Postdata
Rafael Padilla
Una pésima hipótesis
Gafas de cerca
Durante muchos años, el sistema de salud español ha sido un caso de calidad de servicio, en una función pública esencial de cualquier país que aspire al desarrollo. No sólo por su nivel de protección “universal”, sino por la cualificación de sus profesionales sanitarios y por sus niveles de dotación, que pasaban por ser superiores a los de la mayoría de los estados que se tienen por avanzados. No digamos de los de otros en los que en el derecho a la protección y promoción de la salud rige el salvaje lema que reza tanto tienes, tanto vales; o en aquellos condenados por la pobreza crónica.
Hemos dicho universales, o sea, reclamables por cualquier persona que requiera de atención primaria o especializada. Suele decirse que, además de universal, la sanidad pública es gratuita. Es evidente que gratis no es nada, y que los gastos e inversiones en sanidad deben ser financiados por los impuestos. La gratuidad debe entenderse como el derecho a la medicina práctica que tiene cualquier nuevo ciudadano desde su nacimiento y durante su infancia y juventud, etapas del ciclo vital en las que, obviamente, el beneficiario del cuidado médico no paga ningún impuesto. En eso consiste la gratuidad. ¿Nos creemos la progresividad y la redistribución tributaria?

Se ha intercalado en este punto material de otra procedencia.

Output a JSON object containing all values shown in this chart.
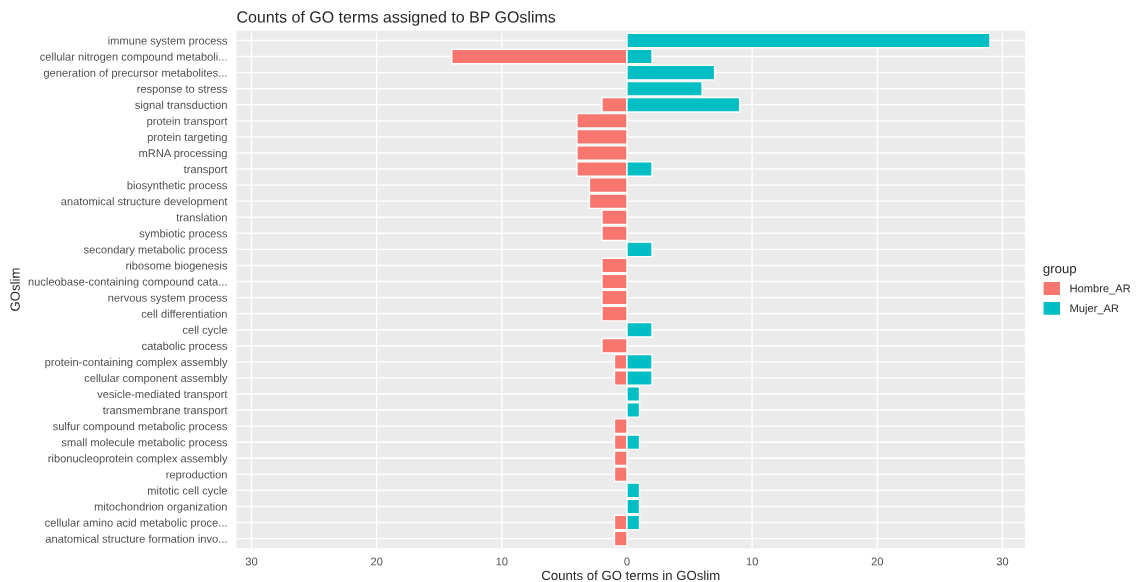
{
  "chart_data": {
    "type": "bar",
    "orientation": "horizontal",
    "title": "Counts of GO terms assigned to BP GOslims",
    "xlabel": "Counts of GO terms in GOslim",
    "ylabel": "GOslim",
    "legend_title": "group",
    "legend": "right",
    "grid": true,
    "categories": [
      "immune system process",
      "cellular nitrogen compound metaboli...",
      "generation of precursor metabolites...",
      "response to stress",
      "signal transduction",
      "protein transport",
      "protein targeting",
      "mRNA processing",
      "transport",
      "biosynthetic process",
      "anatomical structure development",
      "translation",
      "symbiotic process",
      "secondary metabolic process",
      "ribosome biogenesis",
      "nucleobase-containing compound cata...",
      "nervous system process",
      "cell differentiation",
      "cell cycle",
      "catabolic process",
      "protein-containing complex assembly",
      "cellular component assembly",
      "vesicle-mediated transport",
      "transmembrane transport",
      "sulfur compound metabolic process",
      "small molecule metabolic process",
      "ribonucleoprotein complex assembly",
      "reproduction",
      "mitotic cell cycle",
      "mitochondrion organization",
      "cellular amino acid metabolic proce...",
      "anatomical structure formation invo..."
    ],
    "series": [
      {
        "name": "Hombre_AR",
        "color": "#f8766d",
        "values": [
          null,
          -14,
          null,
          null,
          -2,
          -4,
          -4,
          -4,
          -4,
          -3,
          -3,
          -2,
          -2,
          null,
          -2,
          -2,
          -2,
          -2,
          null,
          -2,
          -1,
          -1,
          null,
          null,
          -1,
          -1,
          -1,
          -1,
          null,
          null,
          -1,
          -1
        ]
      },
      {
        "name": "Mujer_AR",
        "color": "#00bfc4",
        "values": [
          29,
          2,
          7,
          6,
          9,
          null,
          null,
          null,
          2,
          null,
          null,
          null,
          null,
          2,
          null,
          null,
          null,
          null,
          2,
          null,
          2,
          2,
          1,
          1,
          null,
          1,
          null,
          null,
          1,
          1,
          1,
          null
        ]
      }
    ],
    "xlim": [
      -31.2,
      31.8
    ],
    "xticks": [
      {
        "value": -30,
        "label": "30"
      },
      {
        "value": -20,
        "label": "20"
      },
      {
        "value": -10,
        "label": "10"
      },
      0,
      10,
      20,
      30
    ]
  }
}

Es una vergüenza nacional que nuestros médicos, enfermeros, celadores y otros profesionales del ramo se vean en demasiadas ocasiones amenazados física y mentalmente por desalmados o majaras. Debe proveerse a sus centros de trabajo de seguridad preventiva, y no a tiro de una desesperada llamada telefónica, o defendidos por un heroico compañero. Y por lo mismo, por el sistema y por sus trabajadores, debe castigarse duramente a quienes ejercen la violencia y el abuso; sea en un gran hospital, sea en un modesto ambulatorio. No es de recibo que dediquemos montañas de agentes de policía a grandes fastos deportivos o de diversión, mientras que una doctora o un recepcionista se jueguen, desamparados, la propia salud en el ejercicio de su tarea, que no es otra que la de cuidar de la de otros. No son misioneros ni soldados de la caridad: son profesionales. Más pronto que tarde, su desamparo será el de todos los demás, usted o yo, o nuestros hijos. En una tesitura dolorosa, vital. “Las jornadas de doce horas y las guardias las hago por dinero, porque con la mierda de sueldo que tenemos no se llega nada”, me dice una médico, que ya ha recibido agresiones de sujetos que saben que no van a pagar cárcel por su barbarie; que su derecho a ser atendidos incluye la impunidad, frontal enemiga de todo derecho.